Enfin, la Cour de cassation a rappelé, dans un arrêt du 15 mai 2024, les principes gouvernant la réparation du préjudice causé par le manquement du notaire à son obligation d’information, en confirmant la condamnation du notaire à « payer à l’acquéreuse la somme de 13 400 euros en réparation du préjudice subi tiré de l’absence de » vérification adéquate (Civ1, 15 mai 2024, n° 23-12.493). Cet arrêt s’inscrit dans une ligne jurisprudentielle constante qui impose au notaire de réparer le préjudice directement causé par sa faute, sans que cette réparation ne puisse se confondre avec l’exécution des obligations contractuelles du vendeur.
L’article L. 125-5 du code de l’environnement et l’article L. 271-4 du code de la construction et de l’habitation, dans leur rédaction applicable aux faits ayant donné lieu à l’arrêt du 19 février 2026, imposent au vendeur et, par ricochet, au notaire instrumentaire, une obligation d’information renforcée sur les risques naturels et technologiques. L’article 1638 du Code civil, pour sa part, dispose que si l’héritage vendu se trouve grevé de servitudes non apparentes dont il n’a pas été fait déclaration, l’acquéreur peut demander la résiliation du contrat ou une indemnité. Le notaire, tenu de vérifier l’absence de telles servitudes, engage sa responsabilité lorsqu’il omet de les mentionner dans l’acte, sans pour autant que cette responsabilité ne puisse se substituer à celle du vendeur.

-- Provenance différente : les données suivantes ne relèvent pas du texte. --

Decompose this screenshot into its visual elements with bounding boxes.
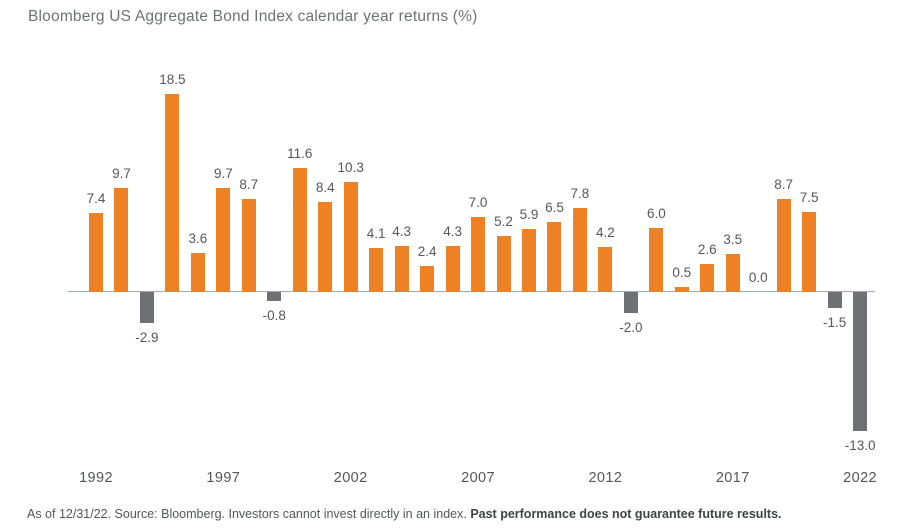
chart-title: Bloomberg US Aggregate Bond Index calend… [28,8,478,25]
bar-value-label-1993: 9.7 [112,166,131,182]
bar-value-label-2019: 8.7 [774,176,794,192]
bar-value-label-2017: 3.5 [723,232,743,248]
bar-2009 [521,228,536,292]
bar-value-label-2013: -2.0 [619,320,643,336]
bar-value-label-2009: 5.9 [519,206,539,222]
bar-value-label-1998: 8.7 [239,176,259,192]
footnote-bold-text: Past performance does not guarantee futu… [470,507,782,521]
bar-value-label-2004: 4.3 [392,223,412,239]
bar-value-label-2021: -1.5 [822,315,847,331]
bar-2003 [369,248,384,292]
bar-value-label-2005: 2.4 [417,244,437,260]
bar-2017 [725,254,740,292]
bar-1996 [190,253,205,292]
bar-2020 [802,211,817,292]
bar-2013 [623,292,638,314]
bar-2019 [776,198,791,292]
bar-value-label-2014: 6.0 [646,205,666,221]
bar-value-label-2007: 7.0 [468,194,488,210]
x-tick-label-2007: 2007 [461,470,495,486]
bar-value-label-2020: 7.5 [799,189,819,205]
bar-value-label-2011: 7.8 [570,186,590,202]
bar-value-label-1999: -0.8 [262,307,286,323]
bar-2011 [572,208,587,292]
bar-2000 [292,167,307,292]
bar-value-label-2010: 6.5 [545,200,564,216]
bar-1994 [139,292,154,324]
bar-2010 [547,222,562,292]
bar-value-label-2016: 2.6 [697,242,717,258]
bar-2007 [471,216,486,292]
x-tick-label-2022: 2022 [843,470,878,486]
bar-value-label-1995: 18.5 [159,71,186,87]
bar-2001 [318,201,333,292]
bar-value-label-1996: 3.6 [188,231,208,247]
bar-2016 [700,264,715,292]
bar-value-label-2006: 4.3 [443,223,462,239]
bar-2012 [598,246,613,292]
bar-2008 [496,236,511,292]
footnote-text: As of 12/31/22. Source: Bloomberg. Inves… [27,507,471,521]
bar-2015 [674,286,689,292]
bar-value-label-2012: 4.2 [596,224,615,240]
footnote: As of 12/31/22. Source: Bloomberg. Inves… [27,507,782,521]
x-tick-label-1992: 1992 [79,470,113,486]
bar-value-label-2015: 0.5 [672,264,692,280]
bar-value-label-1997: 9.7 [213,166,233,182]
bar-value-label-2018: 0.0 [748,270,768,285]
x-tick-label-1997: 1997 [206,470,241,486]
bar-1995 [165,93,180,292]
bar-2005 [420,266,435,292]
bar-2002 [343,181,358,292]
bar-2014 [649,227,664,292]
bar-2004 [394,245,409,292]
x-tick-label-2002: 2002 [333,470,368,486]
bar-value-label-2001: 8.4 [315,179,335,195]
bar-2021 [827,292,842,309]
bar-2006 [445,245,460,292]
bar-value-label-2008: 5.2 [494,214,513,230]
bar-1998 [241,198,256,292]
bar-value-label-2002: 10.3 [337,159,364,175]
bar-1992 [89,212,103,292]
x-tick-label-2012: 2012 [588,470,623,486]
bar-value-label-2000: 11.6 [287,145,313,161]
bar-value-label-2022: -13.0 [844,438,876,454]
bar-1999 [267,292,282,301]
bar-2022 [853,292,868,432]
x-tick-label-2017: 2017 [715,470,750,486]
bar-value-label-2003: 4.1 [366,226,386,242]
bar-1993 [114,188,129,292]
bar-value-label-1994: -2.9 [135,330,159,346]
bar-1997 [216,188,231,292]
bar-value-label-1992: 7.4 [86,190,106,206]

La jurisprudence rendue entre 2022 et 2026 par la première et la troisième chambre civile de la Cour de cassation dessine les contours d’une responsabilité notariale en pleine expansion, mais rigoureusement délimitée dans ses effets. Le devoir de conseil s’étend désormais aux actes périphériques à la vente, aux contraintes administratives évolutives et à l’appréciation substantielle de l’adéquation des garanties offertes à l’acquéreur. En contrepoint, la Cour de cassation cantonne la réparation au préjudice directement causé par la faute du notaire, principalement sous la forme de la perte de chance, et refuse de transformer l’officier public en garant de l’exécution du contrat de vente.
Cette construction jurisprudentielle, d’une grande cohérence, invite les notaires à une vigilance accrue dans l’exercice de leur mission d’information et de conseil, sans pour autant leur imposer une obligation de résultat qui dénaturerait la fonction notariale. Elle offre également aux acquéreurs déçus par une opération immobilière des perspectives d’indemnisation qui, pour être circonscrites à la perte de chance, n’en constituent pas moins une protection effective de leurs intérêts. La prochaine étape de cette évolution résidera probablement dans la définition plus précise des critères d’évaluation de la perte de chance, dont le quantum demeure largement abandonné à l’appréciation souveraine des juges du fond.